Intelligence artificielle : son impact sur nos centres de données
novembre 2019 par Tony Robinson, Global Market Development Manager, Data Centres, Corning Incorporated
Il a toujours été surprenant de voir à quel point les réalisateurs sont capables d’introduire des concepts qui, pour leur époque, semblent éloignés de la réalité, mais qui, avec le temps, s’inscrivent dans notre vie quotidienne. Par exemple, en 1968 nous avons découvert l’intelligence artificielle (IA), avec le HAL 9000, un ordinateur conscient à bord du vaisseau spatial Discovery One dans le film 2001, l’Odyssée de l’espace. HAL était capable de reconnaître les mots et les visages, de traiter le langage naturel, de lire sur les lèvres, de juger l’art, d’interpréter les comportements émotionnels, d’automatiser le raisonnement et, bien sûr, de jouer aux échecs.

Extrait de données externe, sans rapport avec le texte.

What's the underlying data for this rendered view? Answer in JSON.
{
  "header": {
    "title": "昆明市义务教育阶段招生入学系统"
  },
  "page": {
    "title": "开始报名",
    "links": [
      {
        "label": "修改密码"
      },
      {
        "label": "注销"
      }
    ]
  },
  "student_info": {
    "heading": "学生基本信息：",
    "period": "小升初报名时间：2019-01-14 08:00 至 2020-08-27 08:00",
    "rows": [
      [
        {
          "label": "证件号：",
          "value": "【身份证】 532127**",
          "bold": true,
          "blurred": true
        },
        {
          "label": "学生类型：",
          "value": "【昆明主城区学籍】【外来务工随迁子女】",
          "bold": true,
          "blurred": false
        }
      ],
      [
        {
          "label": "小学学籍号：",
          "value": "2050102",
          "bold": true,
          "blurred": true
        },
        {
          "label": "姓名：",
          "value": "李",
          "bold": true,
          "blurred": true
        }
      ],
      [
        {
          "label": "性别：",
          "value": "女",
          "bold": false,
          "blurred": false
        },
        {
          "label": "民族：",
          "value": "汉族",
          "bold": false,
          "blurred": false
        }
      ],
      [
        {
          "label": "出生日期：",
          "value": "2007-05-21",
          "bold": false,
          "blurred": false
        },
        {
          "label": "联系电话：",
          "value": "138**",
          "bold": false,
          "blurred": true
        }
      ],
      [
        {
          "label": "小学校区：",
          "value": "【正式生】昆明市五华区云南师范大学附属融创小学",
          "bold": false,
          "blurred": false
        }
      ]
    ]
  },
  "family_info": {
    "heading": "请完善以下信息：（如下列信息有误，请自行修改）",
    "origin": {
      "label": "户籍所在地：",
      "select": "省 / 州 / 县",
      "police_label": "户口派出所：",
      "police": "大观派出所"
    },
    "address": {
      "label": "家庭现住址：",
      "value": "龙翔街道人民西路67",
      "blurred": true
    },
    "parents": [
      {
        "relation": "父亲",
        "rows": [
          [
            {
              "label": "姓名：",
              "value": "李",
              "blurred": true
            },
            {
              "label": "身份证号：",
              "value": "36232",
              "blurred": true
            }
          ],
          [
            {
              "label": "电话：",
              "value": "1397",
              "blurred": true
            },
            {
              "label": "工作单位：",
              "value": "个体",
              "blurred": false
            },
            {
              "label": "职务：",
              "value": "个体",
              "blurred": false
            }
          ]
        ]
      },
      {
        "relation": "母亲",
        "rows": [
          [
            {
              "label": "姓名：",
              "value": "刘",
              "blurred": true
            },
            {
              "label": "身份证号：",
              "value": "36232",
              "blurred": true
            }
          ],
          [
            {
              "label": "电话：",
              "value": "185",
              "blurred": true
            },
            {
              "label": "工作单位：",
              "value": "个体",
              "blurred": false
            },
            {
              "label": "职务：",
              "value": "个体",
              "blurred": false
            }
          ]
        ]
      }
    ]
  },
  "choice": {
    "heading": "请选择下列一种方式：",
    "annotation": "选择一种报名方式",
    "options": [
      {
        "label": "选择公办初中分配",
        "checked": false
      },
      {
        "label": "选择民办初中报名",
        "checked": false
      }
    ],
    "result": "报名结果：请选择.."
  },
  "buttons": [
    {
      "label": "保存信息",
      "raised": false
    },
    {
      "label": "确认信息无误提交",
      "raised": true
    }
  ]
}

De nos jours, l’Intelligence Artificielle (IA) est au cœur des débats, car malgré les nombreux bénéfices qu’elle apporte elle rencontre certaines réticences. L’encadrement de l’IA par les autorités publiques, notamment au niveau de la collecte et la manipulation des données, est donc primordial afin de préserver leur sécurité. Lors du dernier G7, Emmanuel Macron a d’ailleurs annoncé avoir la volonté de mettre en place un partenariat mondial sur l’IA, lancé avec l’Organisation de Coopération et de Développement Economiques (OCDE), sous l’impulsion du Canada et de la France. Ce partenariat s’inscrit dans la lignée du développement du numérique en France et a pour vocation de réunir les meilleurs experts internationaux et les gouvernements afin de discuter des opportunités et risques de l’IA.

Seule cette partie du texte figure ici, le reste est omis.